Читаем Другое. Сборник полностью

Осмелюсь утверждать, что она даже в таком положении, какого смогла достичь на текущий момент, остаться не сможет и обречена что ни дальше, то больше хиреть и превращаться в явление, замыкаемое в уже хорошо усвоенном чувственностью, только фиксирующим известное, или – в то, чем на всякие лады манипулируют, скорее всего в неблаговидных целях, непременно его огрязняя и опошляя, – а значит оно, такое явление, не способно будет ни в ком вызывать ни искреннего душевного отклика, ни сосредоточенного полезного переживания, как должно бы быть при постижении из литературной кладези чего-то свежего и неожиданного, пригодного каждому, чтобы лучше узнать себя и постараться быть лучше; тут не найдётся ничего, что по-настоящему привлекало бы внимание, побуждало к поиску, в том числе, разумеется, – подвизающихся в литературе…»

«С кучером, как и с Никитой, не то плохо, что я не знаю даже его имени. Но как мог не приглядеться хотя бы заранее ко внешности? За столько-то времени пути! Правда, была вроде тому явственная причина: сообщение с возницами и совместное с ними участие в разрешении дорожных перипетий по общему порядку возлагается на слугу, и он всегда был, что называется, под рукой. Но теперь-то, в этот раз я – без него. Подобало бы не упускать из виду…. Но – будто намеренно кто переводит мой взор с видимого прямо перед собою и вполне очевидного. Куда?
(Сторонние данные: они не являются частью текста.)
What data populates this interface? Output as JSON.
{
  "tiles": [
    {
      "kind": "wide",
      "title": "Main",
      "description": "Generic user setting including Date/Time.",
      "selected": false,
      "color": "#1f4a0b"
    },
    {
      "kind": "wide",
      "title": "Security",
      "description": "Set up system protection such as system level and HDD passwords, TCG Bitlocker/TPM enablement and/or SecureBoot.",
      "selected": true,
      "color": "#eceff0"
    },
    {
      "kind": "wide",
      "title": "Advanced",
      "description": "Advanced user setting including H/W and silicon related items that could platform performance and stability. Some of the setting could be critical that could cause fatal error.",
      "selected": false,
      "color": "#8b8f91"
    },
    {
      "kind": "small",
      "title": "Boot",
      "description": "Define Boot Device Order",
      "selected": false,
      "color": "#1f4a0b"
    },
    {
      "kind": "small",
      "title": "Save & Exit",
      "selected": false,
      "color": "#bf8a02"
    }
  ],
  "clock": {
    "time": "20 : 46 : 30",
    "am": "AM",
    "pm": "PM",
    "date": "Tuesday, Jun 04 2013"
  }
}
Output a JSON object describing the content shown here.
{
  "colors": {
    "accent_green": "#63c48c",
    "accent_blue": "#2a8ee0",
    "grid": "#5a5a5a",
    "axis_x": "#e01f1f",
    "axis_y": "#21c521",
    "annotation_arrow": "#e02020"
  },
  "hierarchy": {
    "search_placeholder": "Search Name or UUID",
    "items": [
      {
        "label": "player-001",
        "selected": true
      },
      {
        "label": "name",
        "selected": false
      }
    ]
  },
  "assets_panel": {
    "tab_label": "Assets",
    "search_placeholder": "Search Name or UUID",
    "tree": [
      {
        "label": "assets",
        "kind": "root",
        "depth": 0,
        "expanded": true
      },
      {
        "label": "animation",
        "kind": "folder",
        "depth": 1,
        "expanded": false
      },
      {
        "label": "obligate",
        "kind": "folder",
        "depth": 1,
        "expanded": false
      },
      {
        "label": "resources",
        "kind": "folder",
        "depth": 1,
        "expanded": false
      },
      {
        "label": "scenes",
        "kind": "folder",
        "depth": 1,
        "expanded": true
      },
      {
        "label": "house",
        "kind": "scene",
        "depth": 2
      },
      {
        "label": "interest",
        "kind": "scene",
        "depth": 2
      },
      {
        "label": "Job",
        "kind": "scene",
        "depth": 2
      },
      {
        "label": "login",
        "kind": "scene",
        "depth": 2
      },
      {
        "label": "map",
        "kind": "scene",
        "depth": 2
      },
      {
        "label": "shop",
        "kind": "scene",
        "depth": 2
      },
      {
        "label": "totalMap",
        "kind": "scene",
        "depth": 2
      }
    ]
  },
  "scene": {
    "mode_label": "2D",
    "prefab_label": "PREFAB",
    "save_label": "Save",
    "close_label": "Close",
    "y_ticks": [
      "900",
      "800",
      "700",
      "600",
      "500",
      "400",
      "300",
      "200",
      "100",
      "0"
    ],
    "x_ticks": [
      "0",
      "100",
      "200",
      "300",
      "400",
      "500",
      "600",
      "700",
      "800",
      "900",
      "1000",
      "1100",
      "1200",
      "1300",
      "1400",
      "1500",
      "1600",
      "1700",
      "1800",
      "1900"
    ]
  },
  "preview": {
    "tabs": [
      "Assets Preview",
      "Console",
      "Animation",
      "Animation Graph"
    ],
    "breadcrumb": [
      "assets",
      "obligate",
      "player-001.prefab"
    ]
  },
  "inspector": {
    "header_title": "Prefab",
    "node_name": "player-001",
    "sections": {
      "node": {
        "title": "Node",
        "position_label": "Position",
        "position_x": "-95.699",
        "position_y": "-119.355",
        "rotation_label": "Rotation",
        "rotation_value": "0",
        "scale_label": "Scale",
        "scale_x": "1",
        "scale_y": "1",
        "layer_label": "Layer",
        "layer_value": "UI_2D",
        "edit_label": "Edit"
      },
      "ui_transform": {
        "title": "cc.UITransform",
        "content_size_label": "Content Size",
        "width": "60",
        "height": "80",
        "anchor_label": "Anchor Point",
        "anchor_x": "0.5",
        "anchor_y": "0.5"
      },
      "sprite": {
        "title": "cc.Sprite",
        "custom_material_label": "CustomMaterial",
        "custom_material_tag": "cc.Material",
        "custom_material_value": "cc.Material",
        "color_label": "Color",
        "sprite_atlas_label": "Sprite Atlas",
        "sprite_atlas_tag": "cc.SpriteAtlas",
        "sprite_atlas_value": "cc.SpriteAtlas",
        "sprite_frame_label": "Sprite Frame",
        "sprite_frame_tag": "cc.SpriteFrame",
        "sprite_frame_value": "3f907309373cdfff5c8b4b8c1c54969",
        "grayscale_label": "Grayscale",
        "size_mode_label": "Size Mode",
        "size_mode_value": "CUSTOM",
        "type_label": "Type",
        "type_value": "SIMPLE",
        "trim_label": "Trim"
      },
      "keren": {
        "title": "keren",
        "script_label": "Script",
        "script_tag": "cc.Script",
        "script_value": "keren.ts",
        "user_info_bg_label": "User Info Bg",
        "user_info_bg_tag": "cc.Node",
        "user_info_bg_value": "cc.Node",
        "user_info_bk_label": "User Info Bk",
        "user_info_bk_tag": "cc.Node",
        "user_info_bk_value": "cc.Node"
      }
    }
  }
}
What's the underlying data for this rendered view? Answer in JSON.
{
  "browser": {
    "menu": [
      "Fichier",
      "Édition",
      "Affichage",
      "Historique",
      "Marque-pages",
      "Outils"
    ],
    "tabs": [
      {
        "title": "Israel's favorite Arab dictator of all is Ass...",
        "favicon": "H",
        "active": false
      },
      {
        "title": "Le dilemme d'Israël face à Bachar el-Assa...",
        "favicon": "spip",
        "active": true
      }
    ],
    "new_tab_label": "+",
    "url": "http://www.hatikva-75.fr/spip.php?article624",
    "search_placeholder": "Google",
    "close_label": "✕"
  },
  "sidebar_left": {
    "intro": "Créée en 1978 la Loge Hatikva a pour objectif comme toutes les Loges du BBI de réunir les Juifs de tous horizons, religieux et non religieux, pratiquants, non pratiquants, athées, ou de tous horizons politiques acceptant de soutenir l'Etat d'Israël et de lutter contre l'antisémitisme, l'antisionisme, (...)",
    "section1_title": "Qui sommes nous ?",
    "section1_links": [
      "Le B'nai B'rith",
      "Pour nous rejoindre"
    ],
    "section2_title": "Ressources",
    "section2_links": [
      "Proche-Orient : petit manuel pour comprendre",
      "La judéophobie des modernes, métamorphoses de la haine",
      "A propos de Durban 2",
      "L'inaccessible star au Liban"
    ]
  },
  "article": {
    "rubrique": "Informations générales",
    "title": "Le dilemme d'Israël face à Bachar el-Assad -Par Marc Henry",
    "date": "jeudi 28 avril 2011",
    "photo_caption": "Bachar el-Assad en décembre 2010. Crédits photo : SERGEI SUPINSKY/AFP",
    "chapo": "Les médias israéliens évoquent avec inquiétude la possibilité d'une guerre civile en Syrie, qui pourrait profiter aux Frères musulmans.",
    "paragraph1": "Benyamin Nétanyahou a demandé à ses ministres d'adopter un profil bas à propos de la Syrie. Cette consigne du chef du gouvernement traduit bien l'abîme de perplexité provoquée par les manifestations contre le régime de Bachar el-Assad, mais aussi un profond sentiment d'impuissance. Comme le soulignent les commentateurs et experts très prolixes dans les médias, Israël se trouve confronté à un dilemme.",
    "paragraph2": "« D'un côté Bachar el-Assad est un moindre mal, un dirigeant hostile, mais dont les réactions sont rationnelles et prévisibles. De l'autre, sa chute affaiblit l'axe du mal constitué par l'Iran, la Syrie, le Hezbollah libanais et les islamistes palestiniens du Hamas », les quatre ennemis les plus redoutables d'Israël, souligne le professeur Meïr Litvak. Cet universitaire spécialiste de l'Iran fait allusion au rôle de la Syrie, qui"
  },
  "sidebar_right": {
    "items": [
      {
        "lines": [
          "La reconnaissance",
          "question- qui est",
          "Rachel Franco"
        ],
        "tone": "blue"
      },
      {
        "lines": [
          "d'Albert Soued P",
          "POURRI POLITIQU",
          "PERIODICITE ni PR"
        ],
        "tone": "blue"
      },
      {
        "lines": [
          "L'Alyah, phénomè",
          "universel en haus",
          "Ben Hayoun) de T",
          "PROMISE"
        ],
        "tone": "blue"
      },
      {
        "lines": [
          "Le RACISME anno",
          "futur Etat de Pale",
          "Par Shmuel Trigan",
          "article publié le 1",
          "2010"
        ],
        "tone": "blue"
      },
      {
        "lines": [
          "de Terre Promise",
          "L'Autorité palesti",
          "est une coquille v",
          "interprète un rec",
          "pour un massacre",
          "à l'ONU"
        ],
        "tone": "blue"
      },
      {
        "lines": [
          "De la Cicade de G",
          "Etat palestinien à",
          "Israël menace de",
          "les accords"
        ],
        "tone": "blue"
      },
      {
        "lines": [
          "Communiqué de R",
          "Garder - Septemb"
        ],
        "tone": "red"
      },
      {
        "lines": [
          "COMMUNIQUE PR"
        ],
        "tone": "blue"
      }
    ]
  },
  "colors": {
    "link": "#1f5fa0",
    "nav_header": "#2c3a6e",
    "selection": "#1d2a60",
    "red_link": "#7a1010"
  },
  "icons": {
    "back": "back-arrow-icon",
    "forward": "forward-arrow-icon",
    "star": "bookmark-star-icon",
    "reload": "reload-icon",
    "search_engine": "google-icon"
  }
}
Неужто моё пребывание в жизни так сковано порочностью и я принуждён быть порочным и несчастным до крайности – до жестокости? Такое замечаю. Мало того, что возница давно уже немощен телом, теперь у него умирают глаза. Он почти слеп, и к концу провоза, возможно, ослепнет вовсе. А я уже знаю: ничем не помогу, не захочу и не смогу помочь. И когда придёт минута расставания, не вспыхнут во мне сожаления и не будет угрызений в душе. То же и после.

Я предпочту остаться поэтом, беззастенчивым рабом физического комфорта и опустошённой духовной чистоты. Как это ужасно и оскорбительно и как непоправимо! Да, я конченый, трусливый приспособленец…»

«И при чём тут волки? – размышлял он далее. – Пусть бы они напали. И даже будь я перед ними героем, как поэт, я себя стыжусь и боюсь…»

Ему припомнилась цепь его личных тоскливых и бестолковых дуэлей, большую часть которых он инициировал сам. Чего хотел? Чего искалось? Неужто по-настоящему представлялся храбрым во имя убогой и всегда остававшейся ни с какой стороны не осмысленной сословной чести? Если так, я – живущий только пороком, и – до кончины не так далеко. Пожалуй, оно и стоит того.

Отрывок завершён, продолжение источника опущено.